Whether prescription has barred this claim for compensation is a mixed question of both fact and law. By law, we must determine when prescription began to run. Thereafter, it is a question of fact as to whether enough time has transpired to bar the claim. Prescription (one year following date of last payment) did not begin to run in this case until the date of expiration of the 100 weeks for which advance payment was made. It did not begin to run on March 17, 1969, the date on which the injured workman was handed the draft. .
It is further argued that the only evidence we have is the testimony of the claims adjuster who said this was a final payment (the plaintiff having submitted no testimony at all).

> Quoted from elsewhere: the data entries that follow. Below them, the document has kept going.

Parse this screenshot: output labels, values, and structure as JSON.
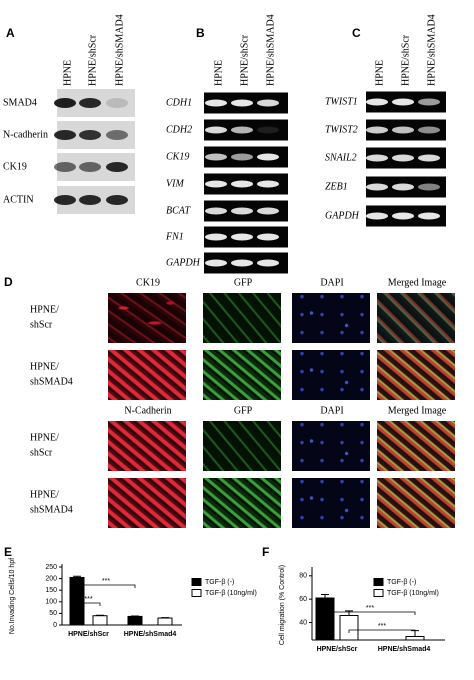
{
  "panels": {
    "A": {
      "label": "A",
      "columns": [
        "HPNE",
        "HPNE/shScr",
        "HPNE/shSMAD4"
      ],
      "rows": [
        "SMAD4",
        "N-cadherin",
        "CK19",
        "ACTIN"
      ]
    },
    "B": {
      "label": "B",
      "columns": [
        "HPNE",
        "HPNE/shScr",
        "HPNE/shSMAD4"
      ],
      "rows": [
        "CDH1",
        "CDH2",
        "CK19",
        "VIM",
        "BCAT",
        "FN1",
        "GAPDH"
      ]
    },
    "C": {
      "label": "C",
      "columns": [
        "HPNE",
        "HPNE/shScr",
        "HPNE/shSMAD4"
      ],
      "rows": [
        "TWIST1",
        "TWIST2",
        "SNAIL2",
        "ZEB1",
        "GAPDH"
      ]
    },
    "D": {
      "label": "D",
      "sections": [
        {
          "columns": [
            "CK19",
            "GFP",
            "DAPI",
            "Merged Image"
          ],
          "rows": [
            [
              "HPNE/",
              "shScr"
            ],
            [
              "HPNE/",
              "shSMAD4"
            ]
          ]
        },
        {
          "columns": [
            "N-Cadherin",
            "GFP",
            "DAPI",
            "Merged Image"
          ],
          "rows": [
            [
              "HPNE/",
              "shScr"
            ],
            [
              "HPNE/",
              "shSMAD4"
            ]
          ]
        }
      ]
    }
  },
  "chart_data": [
    {
      "type": "bar",
      "panel_label": "E",
      "y_label": "No.Invading Cells/10 hpf",
      "categories": [
        "HPNE/shScr",
        "HPNE/shSmad4"
      ],
      "series": [
        {
          "name": "TGF-β (-)",
          "color": "#000000",
          "values": [
            205,
            37
          ],
          "errors": [
            5,
            2
          ]
        },
        {
          "name": "TGF-β (10ng/ml)",
          "color": "#ffffff",
          "values": [
            40,
            30
          ],
          "errors": [
            2,
            2
          ]
        }
      ],
      "ylim": [
        0,
        250
      ],
      "yticks": [
        0,
        50,
        100,
        150,
        200,
        250
      ],
      "annotations": [
        "***",
        "***"
      ]
    },
    {
      "type": "bar",
      "panel_label": "F",
      "y_label": "Cell migration (% Control)",
      "categories": [
        "HPNE/shScr",
        "HPNE/shSmad4"
      ],
      "series": [
        {
          "name": "TGF-β (-)",
          "color": "#000000",
          "values": [
            61,
            null
          ],
          "errors": [
            3,
            null
          ]
        },
        {
          "name": "TGF-β (10ng/ml)",
          "color": "#ffffff",
          "values": [
            46,
            28
          ],
          "errors": [
            4,
            5
          ]
        }
      ],
      "ylim": [
        25,
        85
      ],
      "yticks": [
        40,
        60,
        80
      ],
      "annotations": [
        "***",
        "***"
      ]
    }
  ]
}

I cannot agree with this proposition either, because we do have the evidence in the form of the draft itself and the pleadings.

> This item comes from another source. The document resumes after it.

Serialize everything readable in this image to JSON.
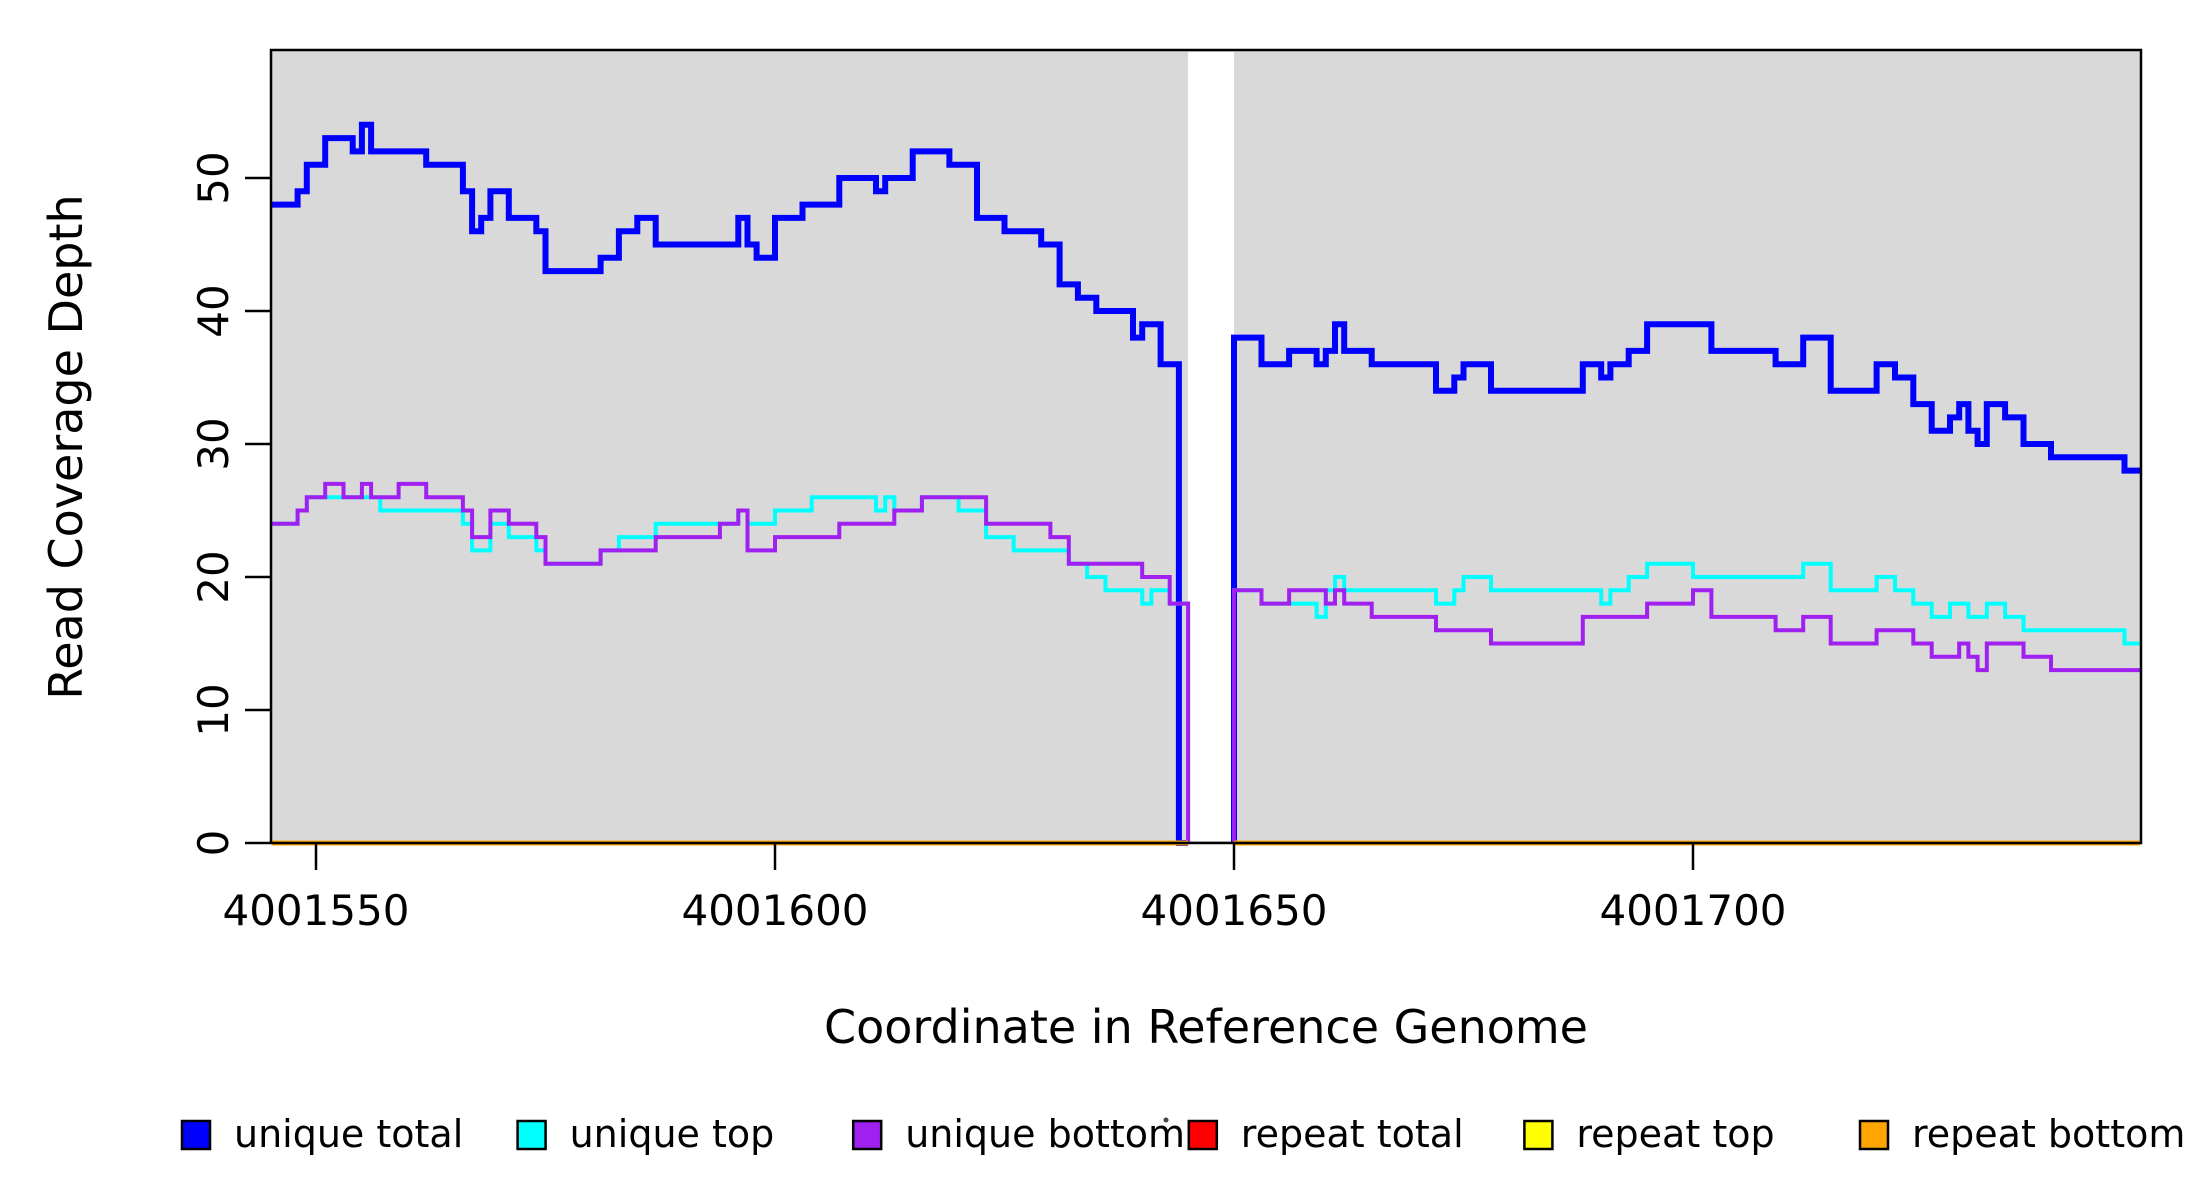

The reasoning of the majority is exactly the same as if this insurance carrier had told the plaintiff on March 17, 1969 “we are cutting you off and refuse to pay you any more compensation from this date forward.” The only way in which we can legally conclude that prescription began to run on March 17, 1969 is for us to give full faith and credit to the alleged settlement. We must close our eyes to the admitted fact that there was no valid settlement made, that there has never been obtained a judicial approval of that settlement. If it was illegal and wrong to settle a compensation case that way, then it is just as illegal and just as wrong for us to say that the event started the tolling of prescription. I am astounded. The majority is, in fact, saying: “By law, we know that the event is illegal and cannot be recognized — BUT—we say it happened on March 17, 1969 anyway.” To put it anotb= er way, in effect, the majority is telling two people: your marriage of March 17, 1969 is patently' and obviously bigamous and illegal and hence never was legally' contracted. BUT happy fourth anniversary !!! I am not trying here to be overly critical of colleagues for whom I have profound respect. I am just trying to emphasize that they are reckoning from a point in time which the law says positively never occurred.
I hold firmly to the proposition that when an insurance company makes an advance payment of compensation the prescriptive period of one year from date of last payment does not begin to run until the advance payment period expires. To *738hold otherwise would be to open further the door for insurance companies to make advance payments sufficient to carry them beyond the one-year prescriptive period from date of payment and to avoid the rest of their liability on the grounds of prescription. In cases of total permanent disability, the advance payment could be made for 52 weeks compensation and thus escape payment for the remaining 448 weeks. I know this was not the purpose of the compensation statute.